The collection of writings is attributed to Lao Tzu, who allegedly lived in China in 600 B.C. He is called Lao Tzu ("Old Boy"), because nothing is known of his youth or origins. He worked in the Chinese government, but soon became disenchanted with politics and the whole imperialistic regime. Legend has it that he mounted a black ox and journeyed into the countryside through the Han-ku Pass. Before he went through, the keeper of the pass asked him to write down his thoughts and ideas. Lao Tzu graciously obliged, and wrote 81 chapters which is today known as the Tao Te Ching. It contained his view and philosophy of life and politics and quickly became one of the most influential philosophies in the history of China. After completing his task, Lao Tzu crossed the pass and was never heard from again.
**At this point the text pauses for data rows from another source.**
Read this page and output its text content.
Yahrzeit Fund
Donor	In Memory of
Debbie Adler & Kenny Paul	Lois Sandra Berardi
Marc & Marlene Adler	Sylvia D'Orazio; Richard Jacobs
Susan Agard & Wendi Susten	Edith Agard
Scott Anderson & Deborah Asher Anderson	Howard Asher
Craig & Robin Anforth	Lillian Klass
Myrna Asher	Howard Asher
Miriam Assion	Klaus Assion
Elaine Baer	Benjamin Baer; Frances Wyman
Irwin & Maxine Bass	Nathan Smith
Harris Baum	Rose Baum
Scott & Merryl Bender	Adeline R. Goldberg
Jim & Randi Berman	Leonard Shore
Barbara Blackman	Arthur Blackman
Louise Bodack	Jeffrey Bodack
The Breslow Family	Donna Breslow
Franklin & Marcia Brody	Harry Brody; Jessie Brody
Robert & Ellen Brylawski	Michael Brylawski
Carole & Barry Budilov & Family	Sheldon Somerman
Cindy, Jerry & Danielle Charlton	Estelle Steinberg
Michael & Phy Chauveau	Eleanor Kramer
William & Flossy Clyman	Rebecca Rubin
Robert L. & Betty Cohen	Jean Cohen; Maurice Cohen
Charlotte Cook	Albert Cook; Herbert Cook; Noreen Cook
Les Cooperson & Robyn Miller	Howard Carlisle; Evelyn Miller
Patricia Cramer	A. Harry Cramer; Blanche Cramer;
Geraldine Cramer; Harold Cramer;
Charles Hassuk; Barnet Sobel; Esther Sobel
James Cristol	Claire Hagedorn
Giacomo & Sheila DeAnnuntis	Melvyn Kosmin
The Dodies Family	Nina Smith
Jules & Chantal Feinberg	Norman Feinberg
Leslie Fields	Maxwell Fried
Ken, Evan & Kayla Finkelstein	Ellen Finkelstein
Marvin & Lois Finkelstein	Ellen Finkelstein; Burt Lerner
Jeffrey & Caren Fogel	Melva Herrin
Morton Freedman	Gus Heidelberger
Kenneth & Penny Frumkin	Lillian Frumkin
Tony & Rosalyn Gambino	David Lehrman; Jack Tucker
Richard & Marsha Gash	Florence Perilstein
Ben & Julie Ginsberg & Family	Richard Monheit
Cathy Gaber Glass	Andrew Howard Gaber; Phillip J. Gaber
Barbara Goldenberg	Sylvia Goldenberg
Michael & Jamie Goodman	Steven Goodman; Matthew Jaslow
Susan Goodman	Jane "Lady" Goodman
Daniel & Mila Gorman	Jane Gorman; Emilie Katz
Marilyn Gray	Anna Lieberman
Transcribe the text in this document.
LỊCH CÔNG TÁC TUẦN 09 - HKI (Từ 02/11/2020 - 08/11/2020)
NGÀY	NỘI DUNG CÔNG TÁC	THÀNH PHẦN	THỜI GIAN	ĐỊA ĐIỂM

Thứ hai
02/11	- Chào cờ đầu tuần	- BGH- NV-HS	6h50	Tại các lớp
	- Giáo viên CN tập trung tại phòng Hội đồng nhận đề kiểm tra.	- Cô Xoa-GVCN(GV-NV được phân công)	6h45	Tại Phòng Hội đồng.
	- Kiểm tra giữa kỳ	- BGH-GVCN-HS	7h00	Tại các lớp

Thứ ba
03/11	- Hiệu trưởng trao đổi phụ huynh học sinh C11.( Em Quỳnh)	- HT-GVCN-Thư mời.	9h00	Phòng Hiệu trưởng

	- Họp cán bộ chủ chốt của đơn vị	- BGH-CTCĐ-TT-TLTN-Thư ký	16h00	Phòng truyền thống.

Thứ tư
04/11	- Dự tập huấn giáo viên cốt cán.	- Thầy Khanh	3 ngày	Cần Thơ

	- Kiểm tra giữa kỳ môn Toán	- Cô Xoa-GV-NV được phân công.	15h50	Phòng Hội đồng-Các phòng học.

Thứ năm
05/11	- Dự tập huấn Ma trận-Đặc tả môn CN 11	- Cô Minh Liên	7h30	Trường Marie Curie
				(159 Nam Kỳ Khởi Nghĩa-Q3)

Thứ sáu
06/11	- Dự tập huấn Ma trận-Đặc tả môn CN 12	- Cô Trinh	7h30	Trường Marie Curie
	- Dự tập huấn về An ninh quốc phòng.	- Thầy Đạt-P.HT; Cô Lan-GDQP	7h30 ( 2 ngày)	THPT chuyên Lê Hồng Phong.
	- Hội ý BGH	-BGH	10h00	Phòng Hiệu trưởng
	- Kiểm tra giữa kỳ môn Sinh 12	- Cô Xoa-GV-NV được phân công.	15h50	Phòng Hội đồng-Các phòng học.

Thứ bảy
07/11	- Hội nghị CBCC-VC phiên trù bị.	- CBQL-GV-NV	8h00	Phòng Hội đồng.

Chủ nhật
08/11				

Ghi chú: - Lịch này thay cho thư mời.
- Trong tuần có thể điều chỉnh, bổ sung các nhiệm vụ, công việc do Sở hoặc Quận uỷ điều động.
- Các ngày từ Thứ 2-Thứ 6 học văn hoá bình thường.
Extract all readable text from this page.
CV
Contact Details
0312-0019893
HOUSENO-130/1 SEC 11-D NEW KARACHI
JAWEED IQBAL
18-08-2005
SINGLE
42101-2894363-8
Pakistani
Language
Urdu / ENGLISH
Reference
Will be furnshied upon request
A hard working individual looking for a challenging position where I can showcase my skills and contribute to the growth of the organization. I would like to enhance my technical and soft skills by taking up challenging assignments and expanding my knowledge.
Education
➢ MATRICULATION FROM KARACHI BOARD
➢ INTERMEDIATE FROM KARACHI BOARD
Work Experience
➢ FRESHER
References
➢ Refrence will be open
Some scholars have questioned the existence of Lao Tzu, asserting that the book may be a collection of thoughts and ideas gathered by various sources over time. One reason for this is the lack of any biographical evidence of the man Lao Tzu. Although the authorship is somewhat in doubt, for all practical intents and purposes it is accepted that the man Lao Tzu originated the verses found in this terse political and mystical work.

The Teachings

The principles espoused in the Tao Te Ching are based on the ancient theories of yin-yang and wu-wei. The idea of yin-yang is that there are two opposite forces, which, in their opposition and constant pull, actually keep the world and life in balance. This pair of complementary opposites creates the flow of nature, or the Way. Wu-wei means, literally, "non-action," or the practice of doing nothing to accomplish everything. Someone who understands and adheres to wu-wei does not try to force things. In not forcing or even pursuing what they want, their desired goal is able to come to them, and their objective is met. Plans and rules and laws created to get results never accomplish the aims they were meant to obtain. The Way can only be found in humility, in serene acceptance of life and things as they are, and finding the flow of nature. The verses contained in the Tao Te Ching illustrate-sometimes clearly, sometimes not so clearly-the method to living the Way. Some verses follow:

"The person of superior integrity does not insist upon his integrity; for this reason he has integrity. The person of inferior integrity never loses sight of his integrity; for this reason he lacks integrity." (1)

"Without going out-of-doors, one may know all under heaven; without peering through windows, one may know the Way of heaven. The farther one goes, the less one knows. For this reason, the sage knows without journeying, understands without looking, accomplishes without acting." (10)

"All under heaven say that I am great, great but unconventional. Now, precisely because I am unconventional, I can be great; If I were conventional, I would long since have become a trifle."